Что-то вы говорите, что видят Бога. Нормально. Конечно, никто нигде. Ну, сам-то он себя видит. Вот кто стал Богом, тот его видит. А кто не стал, тот не видит. Все правильно. Это относится не только к людям, как в том споре было, но и к ангелам. Ответ на ваш вопрос. А еще какие вопросы? Краткий ответ через Христа – это возможно для всех. Да, но если совсем краткий ответ, это уже не самый краткий. Самый краткий – что «Остань Богом, и все будет хорошо». Просто этот ответ надо отнести к ангелам тоже. Спасибо. Да, еще какой-нибудь вопрос? Да, можете, пожалуйста. У меня быстрый вопрос. Повторите, пожалуйста, в чем переводе хорошо читать на русский, на английский? Максима? Максима лучше всего читать в переводе на русский, как ни странно. Ну, смотря что.
Вообще, я бы сказал, может быть, даже все. Потому что есть хороший перевод на английский Костаса, некоторых его соединений. В общем, тот корпус, который издан под редакцией Григория Беневича. с разными там переводчиками. Это, я бы сказал, лучший перевод. Но просто, когда уже надо там зарыться, ты должен как-то там ковыряться в этом греческом тексте, все-таки здесь никуда не денешься. Но, в принципе, конечно, Григорий Бениевич, причем я рекомендую начать не потому, что так устроено творение Максима, а так устроено издание его переводов на русский язык. Тоже полезное знание. Начать с тома «Апосполы, теологика и полемика». Если хотите, я вам все пришлю. Только вы мне напишите письмо, я ссылочку пришлю кому-то, и все будет хорошо.

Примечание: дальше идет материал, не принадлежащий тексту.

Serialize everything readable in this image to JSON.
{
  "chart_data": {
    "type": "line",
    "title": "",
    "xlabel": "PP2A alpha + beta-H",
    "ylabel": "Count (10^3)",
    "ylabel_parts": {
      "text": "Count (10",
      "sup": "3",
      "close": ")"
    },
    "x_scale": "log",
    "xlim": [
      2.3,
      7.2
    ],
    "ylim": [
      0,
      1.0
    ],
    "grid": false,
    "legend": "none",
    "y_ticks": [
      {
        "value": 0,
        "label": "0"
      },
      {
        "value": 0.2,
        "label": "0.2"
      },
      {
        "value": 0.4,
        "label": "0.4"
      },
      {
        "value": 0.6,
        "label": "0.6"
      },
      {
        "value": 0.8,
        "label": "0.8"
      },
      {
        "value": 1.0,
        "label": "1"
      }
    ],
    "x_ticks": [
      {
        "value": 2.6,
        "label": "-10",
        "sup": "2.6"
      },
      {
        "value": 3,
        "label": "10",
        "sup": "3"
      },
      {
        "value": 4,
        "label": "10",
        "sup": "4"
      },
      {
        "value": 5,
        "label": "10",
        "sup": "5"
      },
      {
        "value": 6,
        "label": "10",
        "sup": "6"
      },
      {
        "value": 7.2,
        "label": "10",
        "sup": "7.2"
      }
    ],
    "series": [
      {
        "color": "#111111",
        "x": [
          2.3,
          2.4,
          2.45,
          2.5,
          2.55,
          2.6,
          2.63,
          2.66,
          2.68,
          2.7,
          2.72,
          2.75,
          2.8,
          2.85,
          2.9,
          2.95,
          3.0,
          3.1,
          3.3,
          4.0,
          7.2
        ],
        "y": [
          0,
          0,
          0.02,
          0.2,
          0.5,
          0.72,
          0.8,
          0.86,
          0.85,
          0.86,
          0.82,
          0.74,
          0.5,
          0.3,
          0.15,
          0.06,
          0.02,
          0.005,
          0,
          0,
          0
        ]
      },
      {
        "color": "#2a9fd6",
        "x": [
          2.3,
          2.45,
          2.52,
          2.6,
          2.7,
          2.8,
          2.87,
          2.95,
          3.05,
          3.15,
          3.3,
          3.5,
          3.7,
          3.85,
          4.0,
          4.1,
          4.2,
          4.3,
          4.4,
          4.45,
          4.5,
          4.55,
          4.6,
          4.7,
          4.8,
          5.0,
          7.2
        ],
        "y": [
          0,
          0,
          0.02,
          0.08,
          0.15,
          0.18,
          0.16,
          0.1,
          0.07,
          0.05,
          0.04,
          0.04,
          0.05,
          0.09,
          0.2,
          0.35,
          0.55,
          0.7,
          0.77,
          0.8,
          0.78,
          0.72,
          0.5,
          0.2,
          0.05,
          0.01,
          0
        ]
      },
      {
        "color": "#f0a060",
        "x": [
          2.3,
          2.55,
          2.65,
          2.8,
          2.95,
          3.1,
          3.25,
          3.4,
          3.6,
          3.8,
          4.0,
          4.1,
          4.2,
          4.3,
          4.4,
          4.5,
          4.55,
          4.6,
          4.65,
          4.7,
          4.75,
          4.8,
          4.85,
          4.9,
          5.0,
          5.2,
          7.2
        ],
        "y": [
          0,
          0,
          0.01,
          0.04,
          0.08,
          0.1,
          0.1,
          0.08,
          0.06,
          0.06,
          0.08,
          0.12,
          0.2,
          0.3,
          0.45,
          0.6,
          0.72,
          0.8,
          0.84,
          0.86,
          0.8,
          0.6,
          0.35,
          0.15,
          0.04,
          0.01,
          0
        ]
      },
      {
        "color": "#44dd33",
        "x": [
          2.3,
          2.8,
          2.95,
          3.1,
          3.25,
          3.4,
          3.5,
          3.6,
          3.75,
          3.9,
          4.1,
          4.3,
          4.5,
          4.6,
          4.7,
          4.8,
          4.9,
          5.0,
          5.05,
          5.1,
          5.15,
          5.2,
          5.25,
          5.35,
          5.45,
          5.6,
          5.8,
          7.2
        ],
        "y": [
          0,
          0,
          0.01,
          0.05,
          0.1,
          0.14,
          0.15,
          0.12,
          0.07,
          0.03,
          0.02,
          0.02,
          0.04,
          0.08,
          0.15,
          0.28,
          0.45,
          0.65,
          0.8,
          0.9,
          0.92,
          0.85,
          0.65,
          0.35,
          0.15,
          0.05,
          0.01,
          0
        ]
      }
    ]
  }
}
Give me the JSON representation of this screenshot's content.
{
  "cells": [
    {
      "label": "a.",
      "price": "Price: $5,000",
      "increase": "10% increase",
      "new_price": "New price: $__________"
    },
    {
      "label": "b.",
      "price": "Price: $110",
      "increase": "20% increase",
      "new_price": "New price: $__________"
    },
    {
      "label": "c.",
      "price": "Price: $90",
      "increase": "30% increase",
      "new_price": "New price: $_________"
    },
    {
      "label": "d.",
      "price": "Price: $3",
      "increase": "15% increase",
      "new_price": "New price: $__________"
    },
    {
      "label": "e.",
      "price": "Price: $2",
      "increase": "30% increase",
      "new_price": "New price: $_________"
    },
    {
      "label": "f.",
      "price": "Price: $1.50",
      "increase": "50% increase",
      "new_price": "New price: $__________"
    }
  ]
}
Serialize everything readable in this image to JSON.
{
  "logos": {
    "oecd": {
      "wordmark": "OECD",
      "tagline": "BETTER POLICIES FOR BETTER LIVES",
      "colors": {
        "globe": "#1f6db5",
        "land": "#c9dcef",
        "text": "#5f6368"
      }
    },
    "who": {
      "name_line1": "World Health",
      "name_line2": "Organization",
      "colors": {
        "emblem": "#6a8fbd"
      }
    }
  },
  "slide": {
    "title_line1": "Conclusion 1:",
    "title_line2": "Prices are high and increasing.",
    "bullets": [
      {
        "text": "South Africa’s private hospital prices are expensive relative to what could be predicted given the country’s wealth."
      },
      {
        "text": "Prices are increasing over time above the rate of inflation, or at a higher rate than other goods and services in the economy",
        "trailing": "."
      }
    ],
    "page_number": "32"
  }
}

Я могу прислать переводы на английский тоже. Критического издания объектов полного нет. Только вот есть первого сборника, небольшой, первых несколько штук.
А дальше там есть некритическое. Конечно, вот на грузинском. Я могу и на грузинском тоже прислать. Еще что хотите. Прежде всего, наверное, надо русскую библиотеку вам прислать и английский перевод этого Костаса с изданием, которое, по-моему, там есть издание, но оно не является критическим, а просто так, немножечко, так сказать, поправленным переизданием того, что было издано в 17 веке и переиздано в 19 веке Патрология Мини. Вот. Так. Ну, я дожду от вас письма с запросом просто. Я туплю, поэтому мне лучше всегда вот так. Да, хорошо, спасибо. Спасибо, да. А еще какие-нибудь вопросы у кого-нибудь? Все? Да, тоже про видение Бога, что оно будет доступно, если я правильно записал, что оно будет даровано всем, но только некоторые достойные смогут обожиться.
Да, то есть видение Бога, но это даже в Евангелии же есть, что все его виды во втором пришествии, то есть это будет явно со славой, это значит, что ни для кого не скрыто. Но это указывает, собственно, на то, что состояние познания Бога, оно будет у всех. С другой стороны, на это же указывает и бесы. Апостол Иаков говорит, да, в послании Иакова, кто бы ни был его автор, и беси веруют и трепещут. То есть, что ты веруешь. Ну, молодец, конечно, что ты веруешь. Но бесы, в общем, тоже такие же молодцы, как ты. Потому что веровать – это вот они тоже имеют это видение Бога. Потому что важно не то, чтобы знать, а то, чтобы быть. А вот это знание само по себе – это не то, чтобы быть. Это ты просто знаешь. Но когда ты знаешь, но не еси, то тогда там нельзя куда-то просто улететь так, чтобы тебя не было. Они очень хорошие. Вообще кошки в православии считаются священным животным. Ну, конечно, такими и являются на самом деле. Это все знают. У любого православного человека либо кот дома, либо аллергия на котов. Третьего не дано.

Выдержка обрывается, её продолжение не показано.